4.2 G1 Collector Tuning
Avoid fixing the young generation size with -Xmn or -XX:NewRatio, as this interferes with G1’s adaptive sizing.
Set a realistic pause‑time goal; G1 aims for roughly 90 % application time and 10 % GC time, so overly strict targets can degrade throughput.

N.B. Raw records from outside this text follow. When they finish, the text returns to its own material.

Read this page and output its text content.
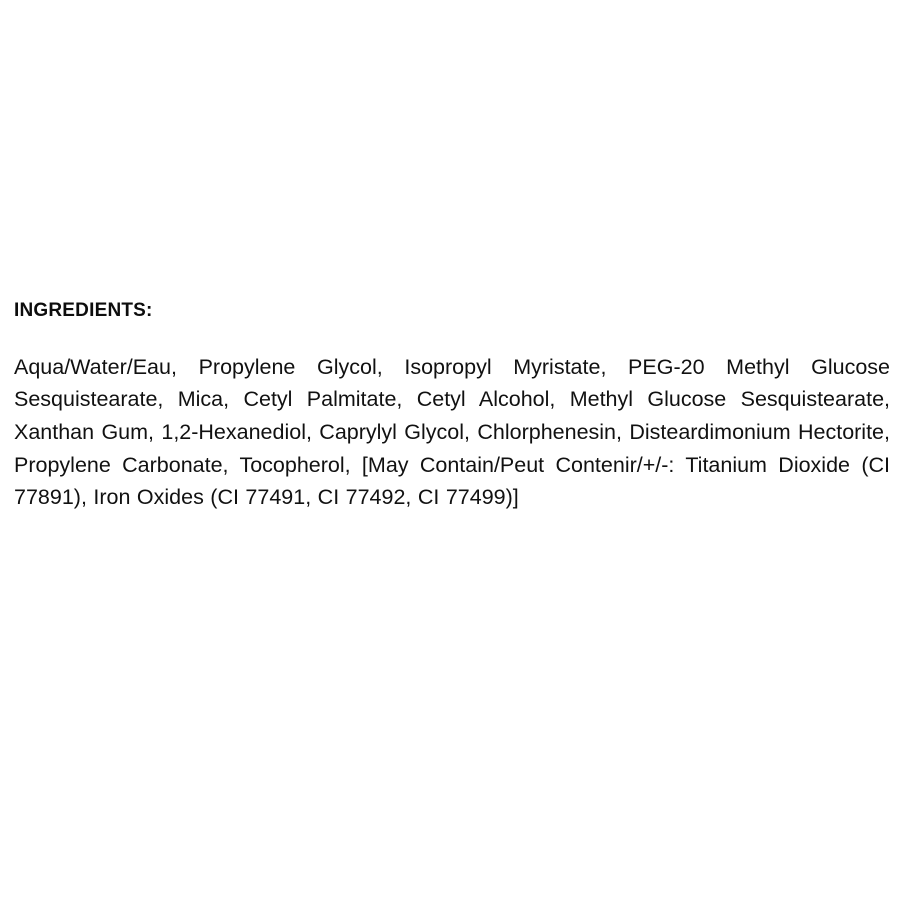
INGREDIENTS:

Aqua/Water/Eau, Propylene Glycol, Isopropyl Myristate, PEG-20 Methyl Glucose Sesquistearate, Mica, Cetyl Palmitate, Cetyl Alcohol, Methyl Glucose Sesquistearate, Xanthan Gum, 1,2-Hexanediol, Caprylyl Glycol, Chlorphenesin, Disteardimonium Hectorite, Propylene Carbonate, Tocopherol, [May Contain/Peut Contenir/+/-: Titanium Dioxide (CI 77891), Iron Oxides (CI 77491, CI 77492, CI 77499)]
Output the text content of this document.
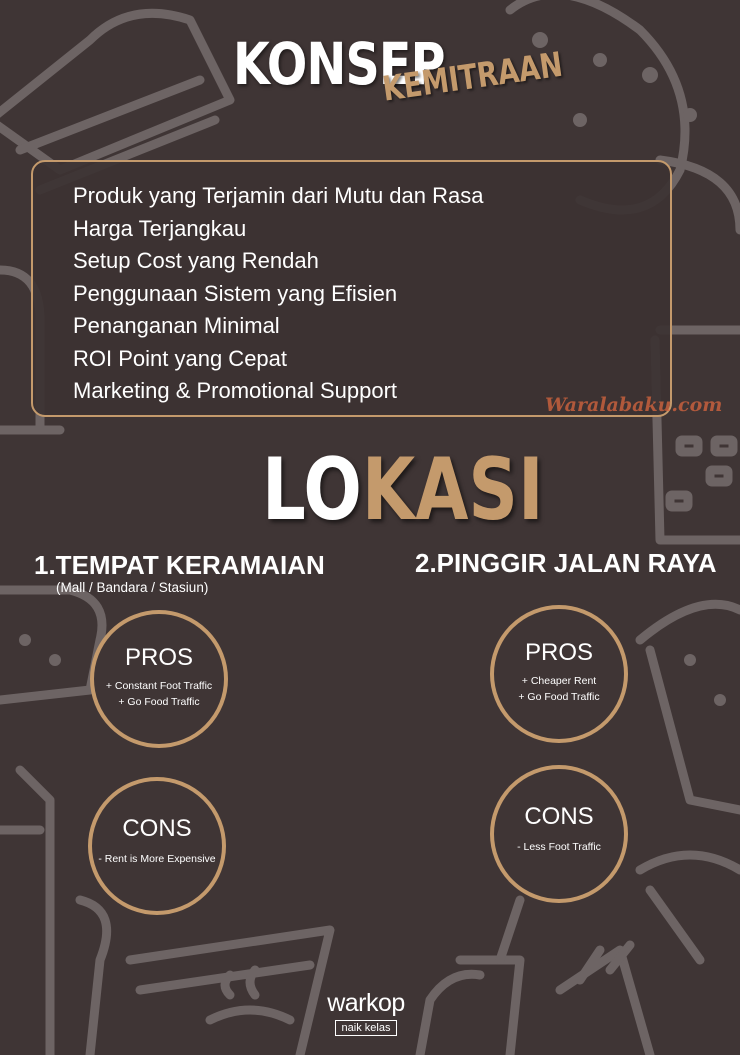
KONSEP
KEMITRAAN
Produk yang Terjamin dari Mutu dan Rasa
Harga Terjangkau
Setup Cost yang Rendah
Penggunaan Sistem yang Efisien
Penanganan Minimal
ROI Point yang Cepat
Marketing & Promotional Support
Waralabaku.com
LOKASI
1.TEMPAT KERAMAIAN
(Mall / Bandara / Stasiun)
PROS
+ Constant Foot Traffic
+ Go Food Traffic
CONS
- Rent is More Expensive
2.PINGGIR JALAN RAYA
PROS
+ Cheaper Rent
+ Go Food Traffic
CONS
- Less Foot Traffic
warkop
naik kelas
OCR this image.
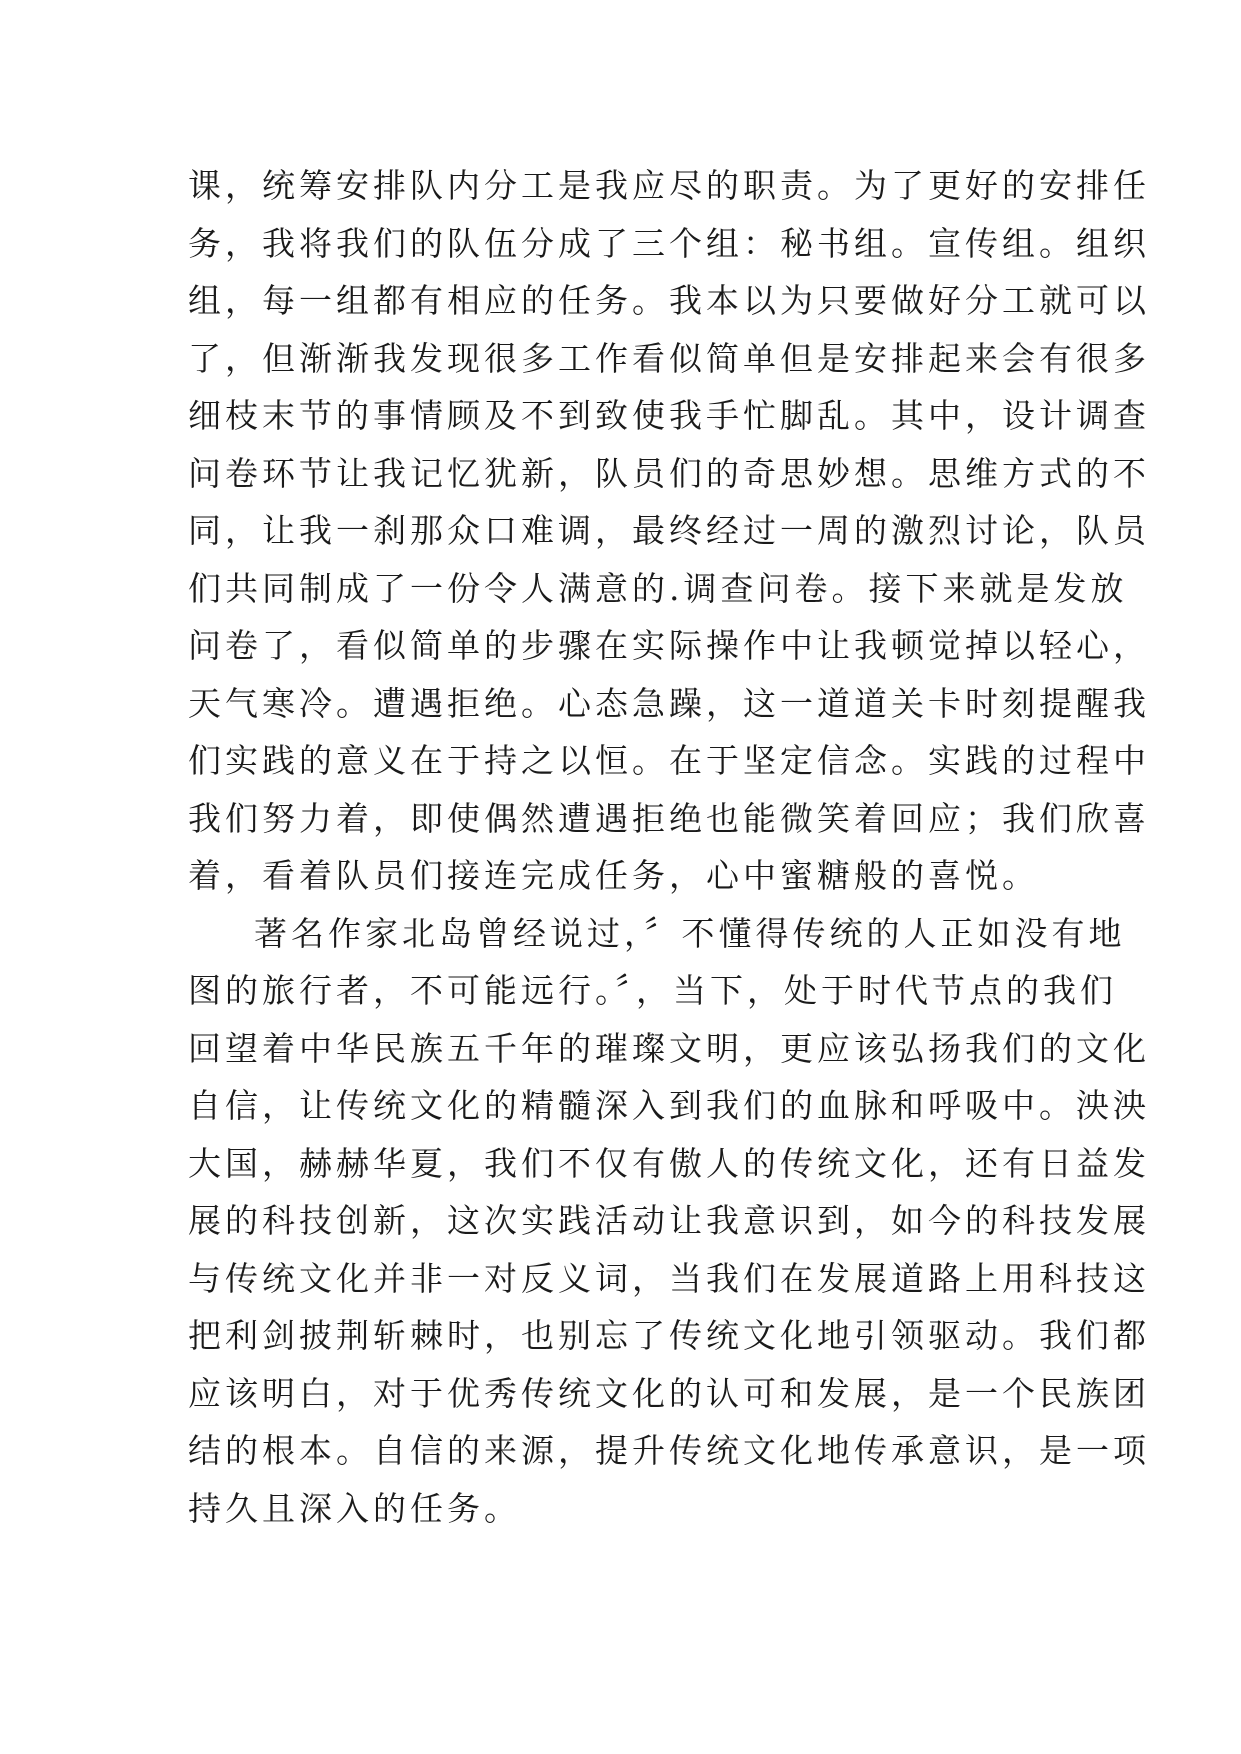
课，统筹安排队内分工是我应尽的职责。为了更好的安排任
务，我将我们的队伍分成了三个组：秘书组。宣传组。组织
组，每一组都有相应的任务。我本以为只要做好分工就可以
了，但渐渐我发现很多工作看似简单但是安排起来会有很多
细枝末节的事情顾及不到致使我手忙脚乱。其中，设计调查
问卷环节让我记忆犹新，队员们的奇思妙想。思维方式的不
同，让我一刹那众口难调，最终经过一周的激烈讨论，队员
们共同制成了一份令人满意的.调查问卷。接下来就是发放
问卷了，看似简单的步骤在实际操作中让我顿觉掉以轻心，
天气寒冷。遭遇拒绝。心态急躁，这一道道关卡时刻提醒我
们实践的意义在于持之以恒。在于坚定信念。实践的过程中
我们努力着，即使偶然遭遇拒绝也能微笑着回应；我们欣喜
着，看着队员们接连完成任务，心中蜜糖般的喜悦。
著名作家北岛曾经说过，〞不懂得传统的人正如没有地
图的旅行者，不可能远行。〞，当下，处于时代节点的我们
回望着中华民族五千年的璀璨文明，更应该弘扬我们的文化
自信，让传统文化的精髓深入到我们的血脉和呼吸中。泱泱
大国，赫赫华夏，我们不仅有傲人的传统文化，还有日益发
展的科技创新，这次实践活动让我意识到，如今的科技发展
与传统文化并非一对反义词，当我们在发展道路上用科技这
把利剑披荆斩棘时，也别忘了传统文化地引领驱动。我们都
应该明白，对于优秀传统文化的认可和发展，是一个民族团
结的根本。自信的来源，提升传统文化地传承意识，是一项
持久且深入的任务。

Example full‑set of G1 options (often used for aggressive performance requirements):
-Xmx30g -Xms30g
-XX:MaxDirectMemorySize=30g
-XX:+UseG1GC
-XX:+UnlockExperimentalVMOptions
-XX:MaxGCPauseMillis=90
-XX:G1NewSizePercent=8
-XX:InitiatingHeapOccupancyPercent=30
-XX:+ParallelRefProcEnabled
-XX:ConcGCThreads=4
-XX:ParallelGCThreads=16
-XX:MaxTenuringThreshold=1
-XX:G1HeapRegionSize=32m
-XX:G1MixedGCCountTarget=64
-XX:G1OldCSetRegionThresholdPercent=5Important parameters: G1NewSizePercent: minimum percentage of the heap allocated to the young generation; G1 adjusts this based on recent pause times. InitiatingHeapOccupancyPercent: when heap usage exceeds this percent, G1 starts mixed GCs to compact the old generation. G1MixedGCCountTarget: maximum number of mixed GCs to run after the occupancy threshold is crossed. MaxTenuringThreshold: number of young‑generation collections an object can survive before promotion to old. G1HeapRegionSize: size of each G1 region (must include a unit, e.g., 32m).
Iteratively adjust these flags, collect new GC logs, and evaluate the metrics in GCViewer until the desired pause‑time and throughput balance is achieved.